Junta Approves 20 Billion Baht for Internet Broadband, Gateway

Photo: Norlando Pobre / Flickr

BANGKOK — The Junta approved 20 billion baht on Tuesday to improve internet broadband in the kingdom, drawing criticism from internet freedom advocates it will be used to develop its controversial “single gateway” project.

Government spokesman Maj. Gen. Sansern Kaewkamnerd yesterday said that 15 billion baht will be spent to expand the domestic high-speed internet network in rural areas, where the private sector is not interested in investing. That fits the “community internet” initiative recently touted by the Ministry of information and Communication Technology as a means to promote economic capacity and reduce unequal access to the internet.
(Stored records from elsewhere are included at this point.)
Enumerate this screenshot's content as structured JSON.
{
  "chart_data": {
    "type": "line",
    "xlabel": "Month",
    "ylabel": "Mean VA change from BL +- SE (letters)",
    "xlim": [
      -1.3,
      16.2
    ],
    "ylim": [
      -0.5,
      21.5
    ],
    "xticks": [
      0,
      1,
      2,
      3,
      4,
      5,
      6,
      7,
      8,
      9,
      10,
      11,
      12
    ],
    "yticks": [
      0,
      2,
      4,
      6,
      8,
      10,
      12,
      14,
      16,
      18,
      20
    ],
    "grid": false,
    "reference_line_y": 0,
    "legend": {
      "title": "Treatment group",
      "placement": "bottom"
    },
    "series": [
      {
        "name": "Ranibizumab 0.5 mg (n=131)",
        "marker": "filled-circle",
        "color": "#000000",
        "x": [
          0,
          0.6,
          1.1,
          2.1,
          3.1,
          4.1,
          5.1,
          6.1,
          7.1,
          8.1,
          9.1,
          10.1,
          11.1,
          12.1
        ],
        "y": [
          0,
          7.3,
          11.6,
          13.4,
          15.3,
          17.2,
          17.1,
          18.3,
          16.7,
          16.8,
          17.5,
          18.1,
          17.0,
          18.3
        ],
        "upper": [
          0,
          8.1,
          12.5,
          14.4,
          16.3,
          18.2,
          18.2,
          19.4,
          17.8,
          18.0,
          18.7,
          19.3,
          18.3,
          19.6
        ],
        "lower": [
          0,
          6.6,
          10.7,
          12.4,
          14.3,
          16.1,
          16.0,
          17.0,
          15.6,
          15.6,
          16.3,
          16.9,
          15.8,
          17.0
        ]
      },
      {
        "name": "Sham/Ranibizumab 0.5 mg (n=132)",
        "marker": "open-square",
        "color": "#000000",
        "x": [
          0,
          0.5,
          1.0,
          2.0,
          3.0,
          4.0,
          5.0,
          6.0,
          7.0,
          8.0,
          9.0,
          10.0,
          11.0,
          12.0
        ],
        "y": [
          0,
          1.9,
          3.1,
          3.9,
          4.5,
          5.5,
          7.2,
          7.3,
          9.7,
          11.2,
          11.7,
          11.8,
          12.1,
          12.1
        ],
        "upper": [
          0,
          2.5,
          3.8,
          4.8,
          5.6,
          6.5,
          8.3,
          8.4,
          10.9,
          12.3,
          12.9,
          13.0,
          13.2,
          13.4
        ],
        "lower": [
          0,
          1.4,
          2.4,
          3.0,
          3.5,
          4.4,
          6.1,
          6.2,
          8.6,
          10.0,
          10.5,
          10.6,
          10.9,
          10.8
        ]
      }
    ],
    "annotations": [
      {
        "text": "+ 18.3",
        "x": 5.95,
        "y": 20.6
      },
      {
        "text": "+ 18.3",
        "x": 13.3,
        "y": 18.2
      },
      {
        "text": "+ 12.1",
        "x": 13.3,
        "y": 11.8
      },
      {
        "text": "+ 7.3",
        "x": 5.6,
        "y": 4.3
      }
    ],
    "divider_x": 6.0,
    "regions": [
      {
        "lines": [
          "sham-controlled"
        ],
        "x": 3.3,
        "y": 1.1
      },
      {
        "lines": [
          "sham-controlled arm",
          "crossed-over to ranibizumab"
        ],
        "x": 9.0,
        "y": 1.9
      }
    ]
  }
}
The other 5 billion baht would be used to develop the single gateway, which the government has promoted as an economic measure to position Thailand as the “digital hub” of the ASEAN community.


The first phase of expanding the internet broadband across the country was expected to start in March, while Sansern said Thailand hoped its gateway project would make Thailand a link between Asia and the West begin in 2017.

Both state-owned TOT and CAT Telecom public companies will be responsible for the project.

The move was immediately criticized by internet rights group Citizen Against Single Gateway as disingenuous, with members suspecting all the money would go toward achieving the junta’s goal of gaining control over the online world.

“What is the exact use of a nationwide community internet, when now almost every house can access 3G and 4G?” wrote Banchong Sanpinta in Thai on Facebook. “Where will the 20 billion baht go?”

Since September, advocates for a free net in Thailand have campaigned against the military government’s longstanding desire to rule the web by routing all internet traffic through a single channel it can monitor and censor. That campaign has led to attacks on government websites to highlight the vulnerabilities of such a system, even drawing the involvement of Anonymous hacktivists.